Celebrating Our Failures

Amanda at blogwithoutalibrary.net writes:

This is from a design/marketing/communications company’s website. I love how they’re not afraid to showcase ideas that didn’t fly:

Think of this as the final resting place for ideas that – for one reason or another – lacked sufficient postage. The road to change is littered with them.

You can’t have innovation without failure, right? I’d love to see libraries celebrating their failures more. If you know of a library that does this, let us know in the comments!

Good stuff. And certainly part of a more open, transparent institution. One commenter ponders that it might not work in  public libraries:

While I think this is a lovely idea in theory, I just don’t see libraries doing it. As much as I would love them to! Public libraries are funded with public money so I’m sure they might see this idea of celebrating “failed ideas” as too close to celebrating “public money wasted”. You know what I mean? I’m not agreeing with that rationale, I’m just putting it out there as one possible reason why were not seeing more libraries do this.
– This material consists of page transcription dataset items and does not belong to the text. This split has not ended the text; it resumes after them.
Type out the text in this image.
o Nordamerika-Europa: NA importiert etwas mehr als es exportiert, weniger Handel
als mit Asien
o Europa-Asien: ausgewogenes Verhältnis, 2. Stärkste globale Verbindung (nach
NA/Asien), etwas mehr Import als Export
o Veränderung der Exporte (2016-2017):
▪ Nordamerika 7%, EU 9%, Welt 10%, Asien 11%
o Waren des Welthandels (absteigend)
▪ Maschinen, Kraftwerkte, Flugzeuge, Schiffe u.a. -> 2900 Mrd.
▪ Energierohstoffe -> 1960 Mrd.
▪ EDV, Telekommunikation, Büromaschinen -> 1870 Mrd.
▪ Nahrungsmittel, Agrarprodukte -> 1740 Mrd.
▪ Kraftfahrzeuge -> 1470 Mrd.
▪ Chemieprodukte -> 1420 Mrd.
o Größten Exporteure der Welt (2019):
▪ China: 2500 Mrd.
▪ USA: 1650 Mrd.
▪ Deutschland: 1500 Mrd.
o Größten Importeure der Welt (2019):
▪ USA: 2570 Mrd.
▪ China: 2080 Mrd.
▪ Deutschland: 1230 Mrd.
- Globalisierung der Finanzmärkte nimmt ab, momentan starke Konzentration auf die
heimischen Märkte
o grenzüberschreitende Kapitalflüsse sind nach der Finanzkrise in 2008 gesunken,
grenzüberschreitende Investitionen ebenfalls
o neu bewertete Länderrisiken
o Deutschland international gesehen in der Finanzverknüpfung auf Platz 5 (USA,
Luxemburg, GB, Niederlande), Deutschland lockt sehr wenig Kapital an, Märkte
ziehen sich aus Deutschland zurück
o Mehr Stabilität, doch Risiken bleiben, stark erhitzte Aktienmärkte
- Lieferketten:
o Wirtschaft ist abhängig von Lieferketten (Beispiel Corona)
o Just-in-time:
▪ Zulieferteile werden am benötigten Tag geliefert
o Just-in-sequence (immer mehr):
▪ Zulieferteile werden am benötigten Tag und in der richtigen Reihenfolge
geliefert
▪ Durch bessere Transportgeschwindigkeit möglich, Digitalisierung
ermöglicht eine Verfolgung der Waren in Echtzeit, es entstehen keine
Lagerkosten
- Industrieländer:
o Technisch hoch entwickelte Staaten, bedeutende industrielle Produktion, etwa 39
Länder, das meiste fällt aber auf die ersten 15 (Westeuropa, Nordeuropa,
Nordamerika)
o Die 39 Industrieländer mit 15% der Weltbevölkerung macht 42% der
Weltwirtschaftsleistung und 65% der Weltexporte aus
Maybe Academic libraries have more latitude with something like this? I work in a public library and don’t pretend to understand how academics work but perhaps there is less need to be wary of being seen to be wasting money in an academic environment (sorry that was an akward sentence!). Just a thought (but like I said, I don’t know much about academic libs so I could be totally off base).

I think public libraries could certainly do this. Think “Anytown Public Library Innovation Labs” or “Cool County Public Library New Ideas Space” that might spend a bit of time experimenting with new services, new formats and new ways of doing what we do. The program might be prefaced with a statement like this:

Anytown PL’s mission is to promote access to information of all kinds, to anticipate the future needs of our patrons for library services and to give access to ideas in various media. This means we must be looking for new ways to serve our patrons. One way we’ll be doing this is devoting a bit of staff time and library resources to experimenting and trying new things. If you’d like to help, let us know. And we’ll let you know what we’re trying, what hasn’t worked, and what new services we’ll be bringing to you from these explorations.

As a APL patron, I might be very interested to check out the space and see what the staff have cooking. This space might be part of the physical library or part of its virtual presence. 

So, celebrating failures in the public library? I think so. What do you think?